Una diagnosi di tumore osseo con la prospettiva di andare incontro a paralisi, dolori invalidanti e anche al rischio di morte. Per salvare una vita è stato compiuto un intervento mai tentato prima, per un nuovo primato tutto italiano. All’Istituto ortopedico Rizzoli di Bologna, per la prima volta al mondo una parte di colonna vertebrale è stata sostituita da quattro vertebre umane. Un intervento straordinario condotto dall’equipe del Rizzoli guidata da Alessandro Gasbarrini, direttore della Chirurgia vertebrale a indirizzo oncologico e degenerativo del Rizzoli, che apre a prospettive del tutto nuove per la chirurgia ortopedica mondiale.

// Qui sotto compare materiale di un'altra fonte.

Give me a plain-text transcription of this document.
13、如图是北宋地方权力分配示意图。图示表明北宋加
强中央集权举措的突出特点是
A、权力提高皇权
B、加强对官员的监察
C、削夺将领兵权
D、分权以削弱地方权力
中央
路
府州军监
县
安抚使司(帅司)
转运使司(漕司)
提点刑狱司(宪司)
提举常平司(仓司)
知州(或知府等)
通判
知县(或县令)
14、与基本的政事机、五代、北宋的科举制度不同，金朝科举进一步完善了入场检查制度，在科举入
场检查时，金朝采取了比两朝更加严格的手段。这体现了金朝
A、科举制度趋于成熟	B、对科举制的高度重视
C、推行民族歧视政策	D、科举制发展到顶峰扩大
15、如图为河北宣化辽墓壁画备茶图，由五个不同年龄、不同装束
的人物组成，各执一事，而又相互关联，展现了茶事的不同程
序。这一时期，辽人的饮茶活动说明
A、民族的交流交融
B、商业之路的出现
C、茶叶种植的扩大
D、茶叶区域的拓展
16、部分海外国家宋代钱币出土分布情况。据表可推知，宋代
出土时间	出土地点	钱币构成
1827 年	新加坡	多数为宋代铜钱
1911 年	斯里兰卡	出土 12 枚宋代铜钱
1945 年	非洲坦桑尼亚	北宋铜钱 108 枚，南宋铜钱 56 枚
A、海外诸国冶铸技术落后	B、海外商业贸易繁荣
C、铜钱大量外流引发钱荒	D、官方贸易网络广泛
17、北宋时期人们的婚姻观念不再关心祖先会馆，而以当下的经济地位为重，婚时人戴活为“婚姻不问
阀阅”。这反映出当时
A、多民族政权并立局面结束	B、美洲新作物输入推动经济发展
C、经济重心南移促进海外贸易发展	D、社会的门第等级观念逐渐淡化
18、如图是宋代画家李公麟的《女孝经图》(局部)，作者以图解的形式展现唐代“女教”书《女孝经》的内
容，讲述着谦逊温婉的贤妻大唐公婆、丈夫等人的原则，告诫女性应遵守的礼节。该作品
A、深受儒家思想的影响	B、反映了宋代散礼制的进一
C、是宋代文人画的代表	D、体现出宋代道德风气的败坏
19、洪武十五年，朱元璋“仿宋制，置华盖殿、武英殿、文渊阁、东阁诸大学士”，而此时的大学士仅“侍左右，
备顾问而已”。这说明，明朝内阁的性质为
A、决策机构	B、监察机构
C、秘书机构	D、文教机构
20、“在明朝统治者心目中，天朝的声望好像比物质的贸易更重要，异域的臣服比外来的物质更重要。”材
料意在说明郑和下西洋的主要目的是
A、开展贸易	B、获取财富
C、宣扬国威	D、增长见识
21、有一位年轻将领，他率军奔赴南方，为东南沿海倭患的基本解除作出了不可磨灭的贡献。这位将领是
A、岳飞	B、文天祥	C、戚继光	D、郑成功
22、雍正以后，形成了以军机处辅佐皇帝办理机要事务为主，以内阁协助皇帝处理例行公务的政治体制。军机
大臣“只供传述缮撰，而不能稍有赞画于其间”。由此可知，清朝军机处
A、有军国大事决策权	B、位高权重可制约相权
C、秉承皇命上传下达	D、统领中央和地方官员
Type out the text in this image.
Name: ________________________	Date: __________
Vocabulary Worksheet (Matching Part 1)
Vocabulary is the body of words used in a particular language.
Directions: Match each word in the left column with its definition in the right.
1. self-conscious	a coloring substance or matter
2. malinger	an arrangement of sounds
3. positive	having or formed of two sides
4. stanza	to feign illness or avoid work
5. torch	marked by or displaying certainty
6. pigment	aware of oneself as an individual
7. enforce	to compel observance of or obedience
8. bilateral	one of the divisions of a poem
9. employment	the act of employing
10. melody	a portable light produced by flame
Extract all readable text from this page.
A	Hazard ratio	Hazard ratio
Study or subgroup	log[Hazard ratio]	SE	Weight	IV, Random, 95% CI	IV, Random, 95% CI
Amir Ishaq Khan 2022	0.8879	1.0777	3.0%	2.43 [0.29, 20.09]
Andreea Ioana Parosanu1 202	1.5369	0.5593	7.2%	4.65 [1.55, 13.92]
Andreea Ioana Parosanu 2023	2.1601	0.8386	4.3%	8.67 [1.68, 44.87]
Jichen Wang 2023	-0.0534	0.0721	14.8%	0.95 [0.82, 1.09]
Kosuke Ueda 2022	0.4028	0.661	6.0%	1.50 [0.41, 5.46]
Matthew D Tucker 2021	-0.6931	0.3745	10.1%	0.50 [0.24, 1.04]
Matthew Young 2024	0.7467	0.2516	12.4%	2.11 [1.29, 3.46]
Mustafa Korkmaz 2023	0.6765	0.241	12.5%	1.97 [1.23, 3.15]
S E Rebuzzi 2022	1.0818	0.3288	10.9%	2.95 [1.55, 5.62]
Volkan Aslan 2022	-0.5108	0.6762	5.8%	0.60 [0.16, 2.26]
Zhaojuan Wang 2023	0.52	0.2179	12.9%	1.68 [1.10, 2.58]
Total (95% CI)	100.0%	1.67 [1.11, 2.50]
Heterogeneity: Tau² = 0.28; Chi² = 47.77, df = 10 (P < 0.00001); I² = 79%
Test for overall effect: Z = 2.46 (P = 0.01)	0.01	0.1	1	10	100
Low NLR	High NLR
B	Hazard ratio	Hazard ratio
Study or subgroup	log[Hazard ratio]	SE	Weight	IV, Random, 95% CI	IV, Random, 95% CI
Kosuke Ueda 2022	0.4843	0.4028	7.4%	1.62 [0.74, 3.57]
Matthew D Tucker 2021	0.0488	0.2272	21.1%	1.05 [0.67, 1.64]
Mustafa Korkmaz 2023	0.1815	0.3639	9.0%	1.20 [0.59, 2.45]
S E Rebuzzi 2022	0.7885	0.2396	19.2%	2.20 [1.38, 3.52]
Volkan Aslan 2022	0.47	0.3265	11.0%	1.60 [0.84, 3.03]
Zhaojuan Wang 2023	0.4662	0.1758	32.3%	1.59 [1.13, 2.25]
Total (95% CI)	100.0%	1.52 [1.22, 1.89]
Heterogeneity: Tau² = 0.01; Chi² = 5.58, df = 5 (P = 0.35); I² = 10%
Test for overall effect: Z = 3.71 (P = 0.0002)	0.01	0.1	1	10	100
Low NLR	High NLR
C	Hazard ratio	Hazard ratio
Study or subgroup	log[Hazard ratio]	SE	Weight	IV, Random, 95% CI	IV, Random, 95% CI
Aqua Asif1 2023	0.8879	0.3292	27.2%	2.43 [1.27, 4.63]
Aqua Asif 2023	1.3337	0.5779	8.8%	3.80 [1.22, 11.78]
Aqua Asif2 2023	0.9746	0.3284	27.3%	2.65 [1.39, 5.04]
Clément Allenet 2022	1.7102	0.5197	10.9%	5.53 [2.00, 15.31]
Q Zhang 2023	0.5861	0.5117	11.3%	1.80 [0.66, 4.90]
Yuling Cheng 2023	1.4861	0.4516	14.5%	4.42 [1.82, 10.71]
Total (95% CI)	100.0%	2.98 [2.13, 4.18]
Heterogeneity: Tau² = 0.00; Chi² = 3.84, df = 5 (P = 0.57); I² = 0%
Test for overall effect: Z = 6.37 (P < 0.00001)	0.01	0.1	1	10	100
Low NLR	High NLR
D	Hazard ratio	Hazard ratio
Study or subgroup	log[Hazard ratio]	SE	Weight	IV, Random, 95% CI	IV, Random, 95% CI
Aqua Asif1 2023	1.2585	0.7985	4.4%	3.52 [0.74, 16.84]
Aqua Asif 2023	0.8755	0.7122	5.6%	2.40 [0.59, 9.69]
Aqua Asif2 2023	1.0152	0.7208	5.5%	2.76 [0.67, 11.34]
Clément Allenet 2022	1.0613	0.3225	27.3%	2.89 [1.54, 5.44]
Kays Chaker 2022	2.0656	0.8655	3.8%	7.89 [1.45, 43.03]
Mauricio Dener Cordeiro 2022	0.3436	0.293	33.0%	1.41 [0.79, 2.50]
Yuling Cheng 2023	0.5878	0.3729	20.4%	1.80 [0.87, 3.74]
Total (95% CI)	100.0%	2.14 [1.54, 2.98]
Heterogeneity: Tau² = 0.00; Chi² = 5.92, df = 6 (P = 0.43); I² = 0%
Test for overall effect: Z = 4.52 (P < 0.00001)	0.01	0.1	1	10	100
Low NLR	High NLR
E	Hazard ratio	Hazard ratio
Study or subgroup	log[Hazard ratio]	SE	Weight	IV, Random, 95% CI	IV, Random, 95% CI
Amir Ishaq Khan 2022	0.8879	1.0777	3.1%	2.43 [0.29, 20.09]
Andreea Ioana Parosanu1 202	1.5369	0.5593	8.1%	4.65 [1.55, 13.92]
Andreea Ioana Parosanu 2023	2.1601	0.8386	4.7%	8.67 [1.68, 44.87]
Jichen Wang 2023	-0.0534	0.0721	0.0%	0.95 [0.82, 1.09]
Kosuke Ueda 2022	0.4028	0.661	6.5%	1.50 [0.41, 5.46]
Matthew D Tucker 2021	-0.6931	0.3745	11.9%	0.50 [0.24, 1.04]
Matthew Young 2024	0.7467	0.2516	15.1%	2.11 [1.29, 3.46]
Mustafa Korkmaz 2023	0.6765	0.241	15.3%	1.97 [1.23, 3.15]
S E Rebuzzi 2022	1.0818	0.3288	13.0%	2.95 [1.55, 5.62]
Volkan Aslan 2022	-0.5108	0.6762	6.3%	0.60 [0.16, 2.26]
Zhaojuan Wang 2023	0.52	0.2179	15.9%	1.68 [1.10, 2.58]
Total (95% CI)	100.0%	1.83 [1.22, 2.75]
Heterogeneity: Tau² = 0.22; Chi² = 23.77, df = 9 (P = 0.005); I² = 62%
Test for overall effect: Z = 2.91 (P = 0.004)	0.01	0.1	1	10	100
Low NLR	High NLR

Il paziente è un uomo di 77 anni, veneto. Era stato colpito da cordoma, una forma maligna di un raro tumore osseo e le prospettive che aveva davanti a sé non erano di certo rosee. In questo tipo di cancro le vertebre sono come ‘tarlate’ dall’interno, tendono a rompersi e a comprimere nervi. “Avevamo davanti un paziente che sarebbe andato incontro a dolori che nemmeno la morfina avrebbe potuto placare, che si stava paralizzando – ha spiegato Gasbarrini in conferenza stampa – È la cosa peggiore che può capitare a una persona che non sa nemmeno quanto vivrà. I suoi radioterapisti avevano un’esigenza, asportare il tumore, quindi le vertebre, senza però mettere innesti metallici per coprire il midollo, altrimenti la radioterapia non sarebbe stata efficace“.

Aver ricostruito la sua colonna vertebrale nel modo più simile alla conformazione naturale, sottolinea, “fa la differenza nel lungo periodo: rende la sua schiena molto simile a quella di un paziente che non è stato operato“. Nel caso di un innesto osseo, poi, i rischi di rigetto sono molto inferiori a quelli di un normale trapianto di organi: nella Banca del tessuto le ossa sono state congelate a -80 gradi perdendo parte della capacità autoimmune. È un primato che “ha sempre avuto l’uomo al centro“, sottolinea Gasbarrini. “Il mio sogno? Tra i tanti, per la chirurgia ortopedica, sostituire quasi completamente i mezzi di sintesi con ossa, perché riproducendo qualcosa che è in natura non può esserci nient’altro di meglio“, ha concluso sulla ricerca futura.